Allí había un gran espejo vertical, flotando en el centro de la plataforma; nada físico parecía sostenerlo. Tenía un marco dorado, ricamente labrado, francamente hermoso. Una gran obra de orfebrería. Aunque, en rigor, el espejo no era tal: su superficie era mate, del negro más profundo que Beatriz hubiera visto, un negro que turbaba el alma. Su doble lo rodeó y, de repente… desapareció tras él. Ya no estaba. Beatriz se quedó mirando el espejo y comprendió que lo había atraído hasta él. Algo importante significaba para ella. Observándolo de cerca, sin atreverse a tocarlo, se fijó en que tenía una pequeña ranura en una de sus volutas doradas. Parecía una cerradura. Recordó la llave plateada que le había dado el desconocido y la metió en ella. Encajaba. La giró.
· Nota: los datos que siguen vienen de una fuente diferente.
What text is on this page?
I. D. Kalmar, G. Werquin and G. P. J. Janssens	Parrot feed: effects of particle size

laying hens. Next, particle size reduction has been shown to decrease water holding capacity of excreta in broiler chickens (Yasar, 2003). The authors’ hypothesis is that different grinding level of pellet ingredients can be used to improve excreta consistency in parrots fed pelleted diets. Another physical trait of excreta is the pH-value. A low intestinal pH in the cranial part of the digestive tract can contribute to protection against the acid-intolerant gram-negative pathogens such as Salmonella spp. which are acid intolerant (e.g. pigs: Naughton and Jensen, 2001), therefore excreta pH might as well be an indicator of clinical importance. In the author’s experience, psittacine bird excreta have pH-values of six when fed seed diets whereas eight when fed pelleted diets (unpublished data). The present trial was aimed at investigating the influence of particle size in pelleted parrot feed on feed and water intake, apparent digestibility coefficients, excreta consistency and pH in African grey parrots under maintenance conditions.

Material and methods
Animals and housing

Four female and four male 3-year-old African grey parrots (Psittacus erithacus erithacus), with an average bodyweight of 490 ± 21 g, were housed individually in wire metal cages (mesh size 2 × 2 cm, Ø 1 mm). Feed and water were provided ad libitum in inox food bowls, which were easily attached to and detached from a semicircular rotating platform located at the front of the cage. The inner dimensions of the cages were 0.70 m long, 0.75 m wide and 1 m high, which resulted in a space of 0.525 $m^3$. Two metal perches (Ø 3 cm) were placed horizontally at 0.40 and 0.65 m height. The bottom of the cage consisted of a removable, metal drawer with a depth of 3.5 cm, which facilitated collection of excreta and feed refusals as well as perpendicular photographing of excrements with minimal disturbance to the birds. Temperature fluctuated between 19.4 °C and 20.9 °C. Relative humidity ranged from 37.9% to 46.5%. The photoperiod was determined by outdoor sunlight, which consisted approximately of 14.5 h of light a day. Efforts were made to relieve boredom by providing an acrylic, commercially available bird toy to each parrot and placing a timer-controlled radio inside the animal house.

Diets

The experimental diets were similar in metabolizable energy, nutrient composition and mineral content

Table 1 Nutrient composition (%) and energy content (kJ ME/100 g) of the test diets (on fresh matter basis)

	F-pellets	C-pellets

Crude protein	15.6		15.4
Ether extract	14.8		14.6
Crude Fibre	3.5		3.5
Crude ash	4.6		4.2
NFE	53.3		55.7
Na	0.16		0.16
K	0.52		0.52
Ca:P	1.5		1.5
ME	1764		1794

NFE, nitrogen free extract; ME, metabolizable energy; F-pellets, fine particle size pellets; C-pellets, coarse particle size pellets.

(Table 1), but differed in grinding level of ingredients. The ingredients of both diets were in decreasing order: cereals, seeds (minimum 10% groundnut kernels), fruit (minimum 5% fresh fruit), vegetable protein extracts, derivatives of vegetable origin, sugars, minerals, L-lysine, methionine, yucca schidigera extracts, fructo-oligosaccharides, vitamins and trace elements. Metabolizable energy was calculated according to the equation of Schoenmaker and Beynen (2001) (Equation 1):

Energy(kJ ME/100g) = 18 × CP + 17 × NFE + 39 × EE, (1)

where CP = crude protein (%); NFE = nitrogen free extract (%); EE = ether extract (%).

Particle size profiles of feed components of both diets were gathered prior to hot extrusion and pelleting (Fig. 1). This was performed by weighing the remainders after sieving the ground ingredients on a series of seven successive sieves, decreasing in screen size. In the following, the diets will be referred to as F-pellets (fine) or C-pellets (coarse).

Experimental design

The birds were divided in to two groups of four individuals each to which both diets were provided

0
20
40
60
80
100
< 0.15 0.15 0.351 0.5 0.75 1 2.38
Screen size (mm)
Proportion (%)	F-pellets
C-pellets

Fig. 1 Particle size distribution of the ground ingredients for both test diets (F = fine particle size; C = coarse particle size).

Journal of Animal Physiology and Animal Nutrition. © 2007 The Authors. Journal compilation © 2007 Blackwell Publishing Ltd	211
Entonces la superficie mate y oscura empezó a refulgir y a volverse lentamente traslúcida, y luego transparente. Como si fuera una pantalla encendiéndose, más que un espejo, terminó mostrando una imagen. No era un reflejo, desde luego. Al otro lado del marco dorado, Beatriz vio, en la lejanía, una ciudad maravillosa, más que el Madrid de ensueño; una ciudad de torres como agujas que se elevan hasta rasgar un cielo de estrellas resplandecientes, en mitad de una inmensa extensión vacía, completamente yerma, barrida por vientos terribles. La vista era fascinante y a la vez aterradora, por algún motivo que Beatriz no terminaba de comprender. Pero cruzó por su mente una sensación de recuerdo vaporoso, como un déjà vu, o más bien una frágil evocación de la infancia. No tenía claro qué era aquello, pero sabía que de algún modo lo conocía, que pertenecía a ese más allá del marco dorado. Quería verlo de cerca, quería estar allí. Sabía que las respuestas que buscaba nunca las encontraría de este lado. Su mano tocó la superficie del espejo y la atravesó. No había nada físico separando ambos lados. Y, como su fuera una puerta, atravesó el espejo.